Nah karena sebagian nitizen males membaca, mereka tidak suka status kalimat panjang, padahal kalimat panjang diperlukan untuk lebih dalam memahami sebuah pesan, mereka senangnya kalimat pendek, meme bentuk gambar dengan secuil teks atau potongan video ustadz memberi fatwa paling lama dua menit, tidak lupa untuk memperkuat argumen ada dalil quran dan hadist.
Tidak peduli siapa pendakwah di medsos, latar belakang keilmuwannya, wawasan keislamannya, asal bisa nulis status agama menarik dan bisa nempatin dalil quran dan hadist yang pas, banyak yang suka, apalagi dilabelil dengan kata sunnah atau sesuai sunnah wah tulisan anda jaminan mutu dah, pasti di share atau copas banyak orang.
Di era sosmed banyak yang mendadak kyai, baru menguasai satu dua dalil sudah berani berfatwa di sosmed halal haram, sunnah-bidah, banyak juga yang mendadak religi, didunia maya menjadi sosok sangat soleh dan soleha sering-sering bikin status nasehat agama dan berbagi status keagamaan.
Jika pernyataan disanggah, maka copy paste dari pihak lain dijadikan argument, ketika sudah terpojok karena logikanya tidak nyambung, maka senjata terakhir muncul, jangan berdebat, tinggalkan berdebat itu tidak membawa manfaat.
Saya menyebutnya dakwah dalam sepotong status. Murid tidak perlu mendatangi guru, untuk belajar agama, baca status fb sambil leha-leha atau haha hihi nemu status agama yg menarik copas dan share.
Begitu juga para pendakwah sosmed, tidaklah penting siapa anda, toh para sosmed mania tidak peduli dengan latar belakang anda, cukup pakai nama kearab-araban seperti ummi fakir, ummi fattan, abu ammar, abu-abu lain, bikin status yang katanya sunnah pasti banyak penggemar.

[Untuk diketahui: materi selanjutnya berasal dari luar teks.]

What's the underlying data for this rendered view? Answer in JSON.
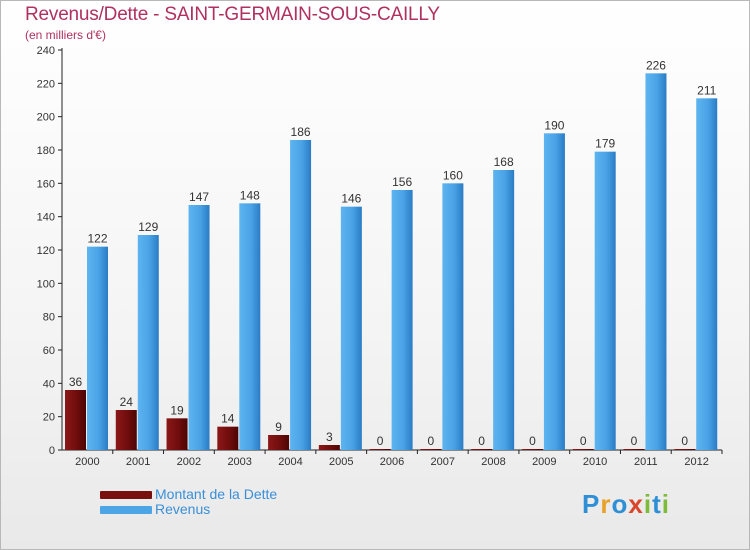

Mungkin tanpa disadari ini merupakan gejala pendangkalan agama, banyak orang berguru pada pendakwah yang tidak jelas di dunia maya, miskin ilmu dan wawasan, sehingga nasehat agama yang dikeluarkan menjadi dangkal, terkadang bikin heboh cuma sekedar mengejar viral dan like.
Seorang ummi membuat status kegiatan bagi angpau di hari lebaran di bilangan membangun mental pengemis, tanpa melihat aspek sosilogis, sejarah, tradisi keagamaan pokoke itu dianggap tidak sesuai dengan ajaran rosul.
Aya-aya wae nih ummi, tradisi puluhan tahun kok di bilang pengemis, herannya tulisan itu viral dan disetujui banyak orang, manut bae dengan si ummi yang tidak jelas sosoknya, aneh bin ajaib pendakwah tidak jelas bisa menciptakan opini dahsyat.
Saya kira perlu dipikirkan organisasi formal keislaman seperti MUI, NU, Muhammadiyah, Persis, DDII dll untuk lebih memperhatikan dakwah di sosmed, agar sosmed tidak dikuasai oleh pendakwah yang tidak jelas latar belakangnya miskin wawasan dan keilmuwan.